Let $f_t(x):=f(x+t)$

I want to show that $f \mapsto f_t$ is a linear, isometric bijection from $L_\infty(\mathbb{R}^p, \mathcal B_p, \lambda_p, \mathbb{C})\to L_\infty(\mathbb{R}^p, \mathcal B_p, \lambda_p, \mathbb{C})$

$f \mapsto f_t$ is obviously linear and bijective, the inverse is $f \mapsto f_{-t}$. Because of the translation-invariance of $\lambda_p$ we have $\|f_t\|_p=\|f\|_p$ and therefore the mapping is a linear, bijective isomorphism.

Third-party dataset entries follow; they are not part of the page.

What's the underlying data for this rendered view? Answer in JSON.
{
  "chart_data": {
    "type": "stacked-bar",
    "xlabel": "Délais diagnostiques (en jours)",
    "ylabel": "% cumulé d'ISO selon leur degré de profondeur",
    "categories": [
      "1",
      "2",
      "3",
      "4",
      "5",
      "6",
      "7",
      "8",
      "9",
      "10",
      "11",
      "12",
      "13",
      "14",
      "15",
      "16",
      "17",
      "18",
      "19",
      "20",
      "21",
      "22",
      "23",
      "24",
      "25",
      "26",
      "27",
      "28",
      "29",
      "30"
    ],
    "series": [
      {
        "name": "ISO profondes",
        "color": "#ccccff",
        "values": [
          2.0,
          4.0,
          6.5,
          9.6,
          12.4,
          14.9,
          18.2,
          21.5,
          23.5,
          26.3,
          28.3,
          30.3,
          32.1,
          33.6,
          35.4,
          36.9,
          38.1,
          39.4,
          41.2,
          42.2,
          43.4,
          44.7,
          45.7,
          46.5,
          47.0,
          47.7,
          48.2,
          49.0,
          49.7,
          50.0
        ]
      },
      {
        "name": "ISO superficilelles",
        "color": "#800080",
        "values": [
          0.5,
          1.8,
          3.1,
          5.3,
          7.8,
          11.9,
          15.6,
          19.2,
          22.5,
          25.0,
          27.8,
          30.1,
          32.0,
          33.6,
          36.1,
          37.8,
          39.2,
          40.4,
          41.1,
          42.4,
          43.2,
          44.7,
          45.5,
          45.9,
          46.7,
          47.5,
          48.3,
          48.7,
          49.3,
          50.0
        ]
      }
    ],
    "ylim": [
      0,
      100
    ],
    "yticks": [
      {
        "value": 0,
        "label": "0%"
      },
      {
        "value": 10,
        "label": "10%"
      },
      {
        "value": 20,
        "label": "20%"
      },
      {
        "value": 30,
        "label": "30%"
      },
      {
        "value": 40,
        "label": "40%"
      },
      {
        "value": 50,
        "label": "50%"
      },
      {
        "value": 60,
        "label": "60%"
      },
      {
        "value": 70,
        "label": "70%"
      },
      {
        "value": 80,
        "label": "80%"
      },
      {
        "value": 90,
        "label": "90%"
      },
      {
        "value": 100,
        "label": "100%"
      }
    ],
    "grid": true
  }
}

How can I show that for arbitrary $f \in L_\infty(\mathbb{R}^p, \mathcal B_p, \lambda_p, \mathbb{C})$ the mapping $\mathbb{R}^p\ni t \mapsto f_t \in L_\infty(\mathbb{R}^p, \mathcal B_p, \lambda_p, \mathbb{C})$ is not continuous?

Answer 1

Consider $p=1$ and $f$ the indicator of the unit interval. Then $\left\lVert f_t-f_s\right\rVert_\infty=1$ for all distinct real numbers $s$ and $t$.